Port-au-Prince, Haïti, 15 juillet 2026 – L’ancien président haïtien Michel Martelly a foulé à nouveau le sol national ce mercredi 15 juillet, dans un contexte où l’enquête sur l’assassinat de Jovenel Moïse continue de retenir l’attention. Ce retour intervient alors que l’ancien chef de l’État est convoqué par la justice pour témoigner dans le cadre de cette affaire, tout en suscitant des interrogations sur ses éventuelles perspectives politiques à l’approche des prochaines élections générales.
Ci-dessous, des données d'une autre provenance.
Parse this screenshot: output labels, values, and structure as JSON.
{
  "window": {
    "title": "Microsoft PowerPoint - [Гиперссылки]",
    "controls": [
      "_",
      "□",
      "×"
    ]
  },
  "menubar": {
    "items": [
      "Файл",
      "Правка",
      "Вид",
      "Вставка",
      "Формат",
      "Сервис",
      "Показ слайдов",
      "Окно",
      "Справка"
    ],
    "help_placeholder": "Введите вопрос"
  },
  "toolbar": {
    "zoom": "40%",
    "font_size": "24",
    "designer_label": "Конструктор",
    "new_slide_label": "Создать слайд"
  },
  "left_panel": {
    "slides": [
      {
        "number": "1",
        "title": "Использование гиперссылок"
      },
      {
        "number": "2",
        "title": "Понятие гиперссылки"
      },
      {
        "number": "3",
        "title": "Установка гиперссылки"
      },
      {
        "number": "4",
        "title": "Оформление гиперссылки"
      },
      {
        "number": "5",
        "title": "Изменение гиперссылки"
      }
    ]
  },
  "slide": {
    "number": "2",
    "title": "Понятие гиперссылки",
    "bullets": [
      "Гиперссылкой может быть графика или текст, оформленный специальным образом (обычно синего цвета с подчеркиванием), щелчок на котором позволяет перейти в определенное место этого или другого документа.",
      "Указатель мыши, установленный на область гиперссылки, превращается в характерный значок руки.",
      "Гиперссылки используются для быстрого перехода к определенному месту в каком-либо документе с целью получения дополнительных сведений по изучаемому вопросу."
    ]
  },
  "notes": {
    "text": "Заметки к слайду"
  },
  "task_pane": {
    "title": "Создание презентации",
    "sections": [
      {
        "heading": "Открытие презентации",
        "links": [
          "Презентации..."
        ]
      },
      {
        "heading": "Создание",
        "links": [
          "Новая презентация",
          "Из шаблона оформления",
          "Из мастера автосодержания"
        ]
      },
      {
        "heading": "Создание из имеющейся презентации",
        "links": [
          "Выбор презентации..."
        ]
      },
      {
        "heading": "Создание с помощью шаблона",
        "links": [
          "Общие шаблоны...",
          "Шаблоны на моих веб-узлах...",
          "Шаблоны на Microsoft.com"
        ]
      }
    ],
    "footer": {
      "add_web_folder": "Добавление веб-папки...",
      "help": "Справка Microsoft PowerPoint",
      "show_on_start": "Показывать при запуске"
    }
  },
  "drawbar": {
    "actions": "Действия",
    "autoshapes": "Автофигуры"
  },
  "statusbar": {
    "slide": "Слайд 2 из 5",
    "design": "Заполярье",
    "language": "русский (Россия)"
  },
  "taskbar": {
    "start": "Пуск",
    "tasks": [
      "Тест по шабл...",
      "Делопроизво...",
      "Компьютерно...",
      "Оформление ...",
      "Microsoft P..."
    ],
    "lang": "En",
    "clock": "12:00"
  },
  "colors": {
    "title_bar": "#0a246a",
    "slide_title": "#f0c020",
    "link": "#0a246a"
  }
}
Après plusieurs années principalement passées à Miami, Michel Martelly a regagné Haïti à bord d’un vol de la compagnie Sunrise Airways en provenance du Cap-Haïtien. Arrivé à l’aéroport Guy Malary de Port-au-Prince vers 10 h 45, l’ancien président a d’abord attendu dans le salon diplomatique avant de se rendre à son domicile. Quelques sympathisants étaient présents pour saluer son retour, accompagnés d’un groupe de musique rara. Toutefois, l’accueil est demeuré discret, loin des grandes mobilisations populaires qui accompagnaient autrefois ses apparitions publiques.
Ce retour intervient surtout dans un contexte judiciaire sensible. Un juge d’instruction poursuit actuellement le réexamen du dossier relatif à l’assassinat de Jovenel Moïse, tué le 7 juillet 2021 dans sa résidence privée. Michel Martelly, qui avait désigné Jovenel Moïse comme son successeur à la présidence, figure parmi les personnalités convoquées pour témoigner dans cette enquête. À ce stade, aucune inculpation n’a été prononcée contre lui dans cette procédure.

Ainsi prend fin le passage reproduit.